MSNBC, for example, adds an e- mail link only to some of its articles. And while these sites sometimes issue news releases on topics — like which streaming-media files have been downloaded the most during a particular time period — that data is not used to repackage content into greatest-hits lists.

Michael Silberman, MSNBC.com's executive editor, said he had no interest in developing features based on, say, the most clicked story, despite the pressures to produce content more cheaply. His site has long offered a page known as "Viewers' Top 10," which lists the stories rated most highly by its readers. But the list has a different mission from Yahoo's "Most" pages, he said.

"The purpose of this feature is to encourage users to inform other users about interesting stuff on the site — stories not found on the cover page necessarily," Mr. Silberman said. "Our mission is not to try to generate cheap or user-created content."

Cheap or not, popular-demand content has its own intrinsic value.

"People are interested in what other people are interested in," said Sreenath Sreenivasan, a journalism professor at Columbia and administrator of the Online Journalism Awards.

And knowing what most interests the public may prove valuable not only to consumers of news but also to the news media themselves, Mr. Sreenivasan said. He argues that journalists and editors need to pay more attention to sites like Yahoo News, because they are "changing the way readers get news."

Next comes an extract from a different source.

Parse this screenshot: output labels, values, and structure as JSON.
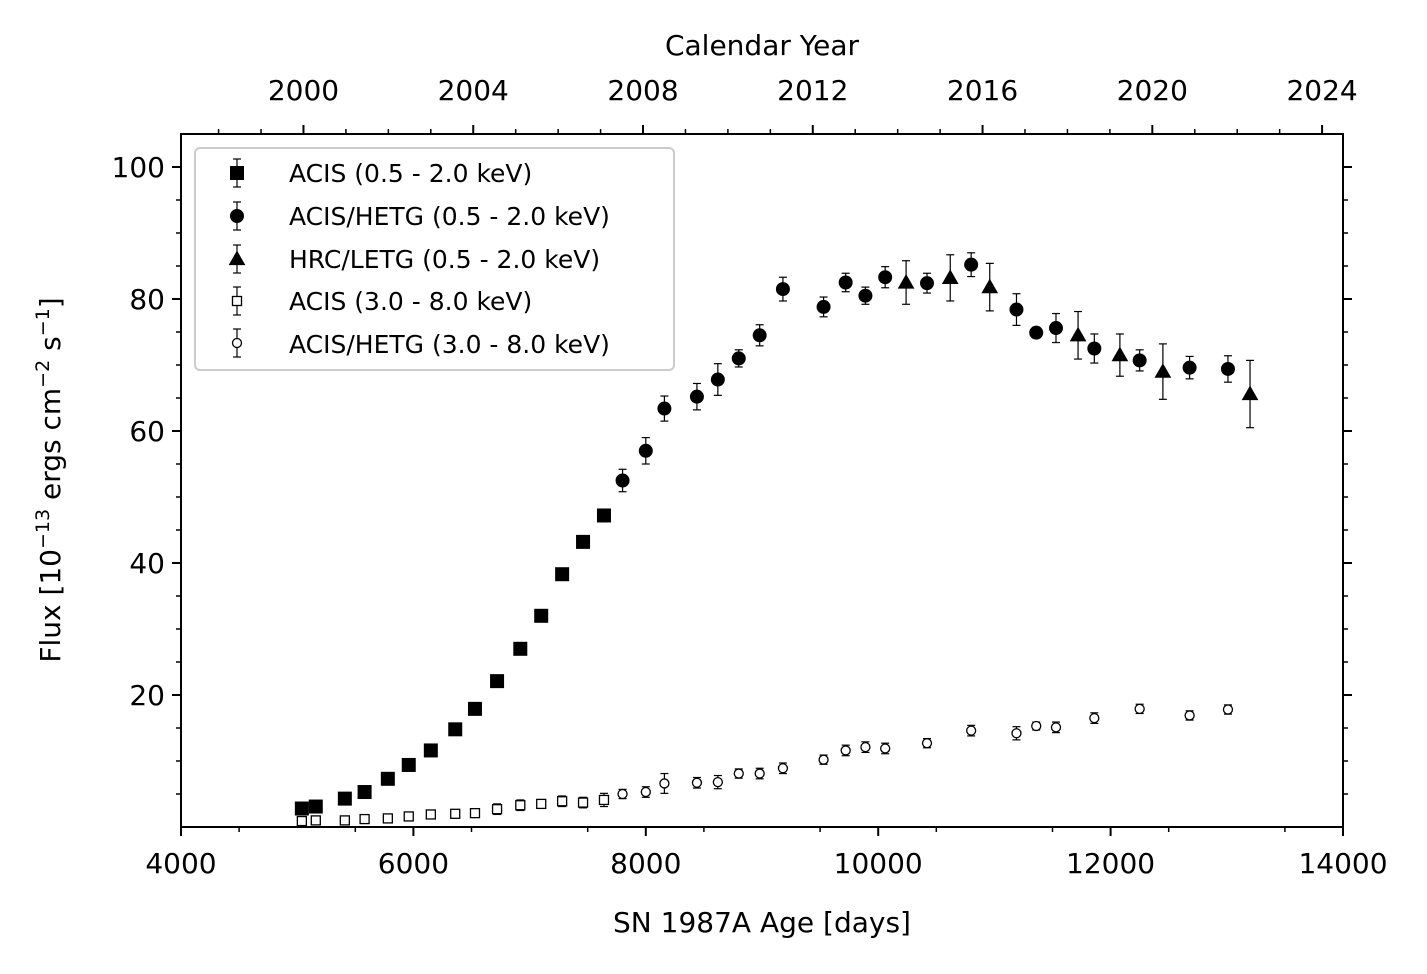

"There's never been any medium where you get such great detail on what people are reading and talking about," he said. "What we do with that information could really change our business, if we allow it."

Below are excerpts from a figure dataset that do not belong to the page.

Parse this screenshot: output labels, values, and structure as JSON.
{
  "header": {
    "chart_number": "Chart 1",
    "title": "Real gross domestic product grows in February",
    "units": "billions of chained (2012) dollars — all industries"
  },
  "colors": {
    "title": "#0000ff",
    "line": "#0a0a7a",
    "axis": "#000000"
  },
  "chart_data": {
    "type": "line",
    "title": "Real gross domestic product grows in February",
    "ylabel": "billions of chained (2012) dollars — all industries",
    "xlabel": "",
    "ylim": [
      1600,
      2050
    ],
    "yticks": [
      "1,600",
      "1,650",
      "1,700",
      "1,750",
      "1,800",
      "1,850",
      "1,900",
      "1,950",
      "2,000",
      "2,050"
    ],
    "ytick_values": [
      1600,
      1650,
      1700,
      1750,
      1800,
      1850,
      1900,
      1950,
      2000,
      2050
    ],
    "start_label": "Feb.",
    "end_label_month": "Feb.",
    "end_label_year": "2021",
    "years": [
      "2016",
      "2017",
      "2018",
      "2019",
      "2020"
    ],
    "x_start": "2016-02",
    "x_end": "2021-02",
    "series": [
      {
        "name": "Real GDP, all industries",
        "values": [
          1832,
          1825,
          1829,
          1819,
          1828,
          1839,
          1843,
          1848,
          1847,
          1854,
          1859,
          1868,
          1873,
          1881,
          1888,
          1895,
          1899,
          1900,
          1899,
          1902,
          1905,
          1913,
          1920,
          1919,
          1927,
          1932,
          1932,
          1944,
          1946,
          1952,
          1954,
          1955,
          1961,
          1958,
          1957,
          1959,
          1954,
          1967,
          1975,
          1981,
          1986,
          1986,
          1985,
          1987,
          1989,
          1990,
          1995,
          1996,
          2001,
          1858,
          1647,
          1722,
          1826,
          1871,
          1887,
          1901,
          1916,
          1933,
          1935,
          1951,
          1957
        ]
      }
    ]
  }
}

Others see the popularity of the Yahoo features as further confirmation of a post-modern interest in "news about news."

"News tells us what happens," said Arthur Asa Berger, a professor who teaches about popular culture and the media at San Francisco State University. "News about news enables us to speculate about all kinds of things, trends in society and the like. And it may be more engaging than the news itself."